Blitar | Kpksigap.com – Upaya peningkatan kualitas gizi masyarakat terus mendapat perhatian serius. Wali Kota Blitar Syauqul Muhibbin meresmikan Dapur Makanan Bergizi (MBG) Satuan Pelayanan Pemenuhan Gizi (SPPG) di Kelurahan Plosokerep, Kecamatan Sananwetan, Kota Blitar, Senin (29/9).
Peresmian tersebut turut dihadiri jajaran Forkopimda, pemerintah daerah, serta Anggota DPR RI Komisi VIII, Ir. Endro Hermono.
Perwakilan Yayasan Al-Irsyad Blitar yang bermitra dengan SPPG, Asrofi dan Tama, menjelaskan bahwa dapur ini bukan sekadar tempat memasak.
“Dapur bukan sekadar dapur. Di situ ada administrasi, ada akuntansi, ada kepalanya, dan ada relawannya. Semua bersinergi untuk menyediakan makanan bergizi bagi masyarakat,” jelas Asrofi.
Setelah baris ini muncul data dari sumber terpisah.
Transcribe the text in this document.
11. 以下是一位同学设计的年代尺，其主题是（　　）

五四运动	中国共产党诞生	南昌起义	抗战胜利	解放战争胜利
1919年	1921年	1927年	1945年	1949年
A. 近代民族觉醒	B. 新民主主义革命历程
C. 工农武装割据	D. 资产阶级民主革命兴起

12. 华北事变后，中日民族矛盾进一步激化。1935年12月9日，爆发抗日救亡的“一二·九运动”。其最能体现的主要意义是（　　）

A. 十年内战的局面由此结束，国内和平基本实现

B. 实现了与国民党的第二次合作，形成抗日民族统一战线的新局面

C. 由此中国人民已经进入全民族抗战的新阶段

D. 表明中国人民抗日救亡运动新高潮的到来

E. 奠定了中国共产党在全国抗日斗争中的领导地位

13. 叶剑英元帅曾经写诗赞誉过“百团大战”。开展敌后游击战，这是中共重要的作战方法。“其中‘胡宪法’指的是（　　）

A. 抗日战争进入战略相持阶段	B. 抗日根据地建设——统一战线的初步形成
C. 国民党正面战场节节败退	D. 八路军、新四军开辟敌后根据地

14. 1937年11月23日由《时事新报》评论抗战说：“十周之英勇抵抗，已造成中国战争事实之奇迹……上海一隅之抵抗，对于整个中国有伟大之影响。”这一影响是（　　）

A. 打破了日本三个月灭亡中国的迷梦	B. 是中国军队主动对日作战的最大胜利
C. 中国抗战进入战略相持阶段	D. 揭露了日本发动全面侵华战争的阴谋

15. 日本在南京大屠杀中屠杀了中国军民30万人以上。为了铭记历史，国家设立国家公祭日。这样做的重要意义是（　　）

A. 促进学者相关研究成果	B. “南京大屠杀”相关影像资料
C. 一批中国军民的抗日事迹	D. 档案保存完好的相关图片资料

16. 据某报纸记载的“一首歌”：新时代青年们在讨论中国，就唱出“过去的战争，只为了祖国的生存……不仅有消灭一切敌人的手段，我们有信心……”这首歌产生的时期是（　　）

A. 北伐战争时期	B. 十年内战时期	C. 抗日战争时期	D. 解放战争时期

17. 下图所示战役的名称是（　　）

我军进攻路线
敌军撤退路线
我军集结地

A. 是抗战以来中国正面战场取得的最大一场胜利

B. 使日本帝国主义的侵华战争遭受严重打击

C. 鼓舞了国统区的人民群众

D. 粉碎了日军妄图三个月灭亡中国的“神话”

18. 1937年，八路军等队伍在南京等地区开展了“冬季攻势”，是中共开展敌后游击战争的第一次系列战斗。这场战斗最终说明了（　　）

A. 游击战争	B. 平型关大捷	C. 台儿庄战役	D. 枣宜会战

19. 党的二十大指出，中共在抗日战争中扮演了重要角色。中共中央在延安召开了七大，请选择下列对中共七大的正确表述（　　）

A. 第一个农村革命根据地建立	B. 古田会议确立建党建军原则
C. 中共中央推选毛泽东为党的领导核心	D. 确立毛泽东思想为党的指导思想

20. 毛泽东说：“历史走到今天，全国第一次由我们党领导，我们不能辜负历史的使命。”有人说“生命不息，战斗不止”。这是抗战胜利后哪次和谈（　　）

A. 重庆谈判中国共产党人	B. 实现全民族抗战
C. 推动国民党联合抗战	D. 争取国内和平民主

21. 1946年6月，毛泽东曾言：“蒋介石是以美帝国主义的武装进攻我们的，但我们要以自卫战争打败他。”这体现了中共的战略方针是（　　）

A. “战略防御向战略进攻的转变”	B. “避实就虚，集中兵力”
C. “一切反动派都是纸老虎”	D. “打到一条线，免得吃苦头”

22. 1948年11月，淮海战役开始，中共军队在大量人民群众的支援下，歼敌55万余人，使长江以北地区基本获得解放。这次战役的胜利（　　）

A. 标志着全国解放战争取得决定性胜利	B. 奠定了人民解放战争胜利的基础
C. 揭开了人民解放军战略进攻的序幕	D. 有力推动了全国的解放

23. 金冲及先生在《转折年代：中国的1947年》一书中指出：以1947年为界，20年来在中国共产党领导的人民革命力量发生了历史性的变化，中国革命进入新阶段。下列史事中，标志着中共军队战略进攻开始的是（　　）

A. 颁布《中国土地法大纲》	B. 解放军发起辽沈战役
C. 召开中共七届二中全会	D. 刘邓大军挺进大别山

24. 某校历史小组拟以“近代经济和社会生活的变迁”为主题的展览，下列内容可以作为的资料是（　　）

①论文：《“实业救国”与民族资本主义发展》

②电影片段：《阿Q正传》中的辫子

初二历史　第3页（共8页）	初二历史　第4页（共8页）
Menurutnya, program ini diawali dengan sasaran terbatas di satu sekolah, yakni SMK 1 Kota Blitar. Namun, secara bertahap akan diperluas.
“Untuk tahap awal, kita fokus dulu ke SMK 1. Selanjutnya kita evaluasi, kalau berjalan baik bisa berkembang ke 3.000 penerima manfaat lebih,” tambahnya.
Target penerima manfaat, kata Asrofi, telah ditetapkan bersama dinas pendidikan dan cabang dinas terkait.
“Sekitar 3.500 penerima manfaat sudah ditentukan, termasuk lansia, ibu hamil, ibu menyusui, serta balita. Ke depan bisa dimaksimalkan sampai 4.000,” ungkapnya.
Disamping itu Tama juga menambahkan, ia memastikan bahwa kualitas makanan menjadi prioritas utama, mulai dari pemilihan bahan baku hingga distribusi.
“Kami menerima bahan baku sejak sore, langsung diseleksi untuk menjamin kualitas protein, sayur, karbohidrat, dan buah. Semuanya sesuai SOP, dari penerimaan hingga pendistribusian,” tegasnya.
Dengan peresmian dapur MBG ini, pemerintah kota Blitar bersama Perwakilan Yayasan Al-Irsyad Blitar dan relawan berharap masyarakat Blitar mendapatkan akses makanan sehat yang berkelanjutan.